IVP Readers' Choice Award
Outreach Magazine Resource of the Year
The United States has more people locked up in jails, prisons, and detention centers than any other country in the history of the world. Mass incarceration has become a lucrative industry, and the criminal justice system is plagued with bias and unjust practices. And the church has unwittingly contributed to the problem.
Dominique Gilliard explores the history and foundation of mass incarceration, examining Christianity's role in its evolution and expansion. He then shows how Christians can pursue justice that restores and reconciles, offering creative solutions and highlighting innovative interventions.
The church has the power to help transform our criminal justice system. Discover how you can participate in the restorative justice needed to bring authentic rehabilitation, lasting transformation, and healthy reintegration to this broken system.
About the Author
Dominique DuBois Gilliard is the director of racial righteousness and reconciliation for the Love Mercy Do Justice (LMDJ) initiative of the Evangelical Covenant Church (ECC).

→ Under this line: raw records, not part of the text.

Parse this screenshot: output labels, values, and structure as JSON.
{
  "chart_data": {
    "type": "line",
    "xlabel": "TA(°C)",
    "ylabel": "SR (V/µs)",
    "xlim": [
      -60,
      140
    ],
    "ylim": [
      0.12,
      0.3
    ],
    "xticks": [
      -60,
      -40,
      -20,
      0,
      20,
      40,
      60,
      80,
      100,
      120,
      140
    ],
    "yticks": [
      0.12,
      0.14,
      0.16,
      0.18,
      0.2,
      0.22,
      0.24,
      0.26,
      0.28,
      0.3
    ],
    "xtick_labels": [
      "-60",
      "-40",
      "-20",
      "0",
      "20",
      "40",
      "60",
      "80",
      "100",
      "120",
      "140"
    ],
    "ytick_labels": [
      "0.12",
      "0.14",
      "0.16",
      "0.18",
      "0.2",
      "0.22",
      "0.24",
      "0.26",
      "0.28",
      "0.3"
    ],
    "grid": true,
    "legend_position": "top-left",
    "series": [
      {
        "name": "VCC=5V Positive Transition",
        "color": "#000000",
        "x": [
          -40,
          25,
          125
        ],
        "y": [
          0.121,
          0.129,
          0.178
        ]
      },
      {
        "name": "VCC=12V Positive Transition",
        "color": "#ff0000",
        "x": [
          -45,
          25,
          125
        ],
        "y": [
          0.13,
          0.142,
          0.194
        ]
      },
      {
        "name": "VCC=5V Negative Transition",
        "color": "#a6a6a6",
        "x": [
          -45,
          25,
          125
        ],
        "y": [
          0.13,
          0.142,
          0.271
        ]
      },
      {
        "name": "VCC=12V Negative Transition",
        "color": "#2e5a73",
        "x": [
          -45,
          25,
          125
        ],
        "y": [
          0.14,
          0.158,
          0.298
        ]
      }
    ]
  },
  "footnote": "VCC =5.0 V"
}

He serves on the boards of directors for the Christian Community Development Association and Evangelicals for Justice. In 2015, he was selected as one of the ECC's "40 Under 40" leaders to watch, and the Huffington Post named him one of the "Black Christian Leaders Changing the World." An ordained minister, Gilliard has served in pastoral ministry in Atlanta, Chicago, and Oakland. He was executive pastor of New Hope Covenant Church in Oakland, California and also served in Oakland as the associate pastor of Convergence Covenant Church. He was also the campus minister at North Park University and the racial righteousness director for ECC's ministry initiatives in the Pacific Southwest Conference. With articles published in the CCDA Theology Journal, The Covenant Quarterly, and Sojourners, Gilliard has also blogged for Christianity Today, Faith & Leadership, Red Letter Christians, Do Justice, and The Junia Project. He earned a bachelor's degree in African American Studies from Georgia State University and a master's degree in history from East Tennessee State University, with an emphasis on race, gender, and class in the United States. He also earned an MDiv from North Park Seminary, where he served as an adjunct professor teaching Christian ethics, theology, and reconciliation.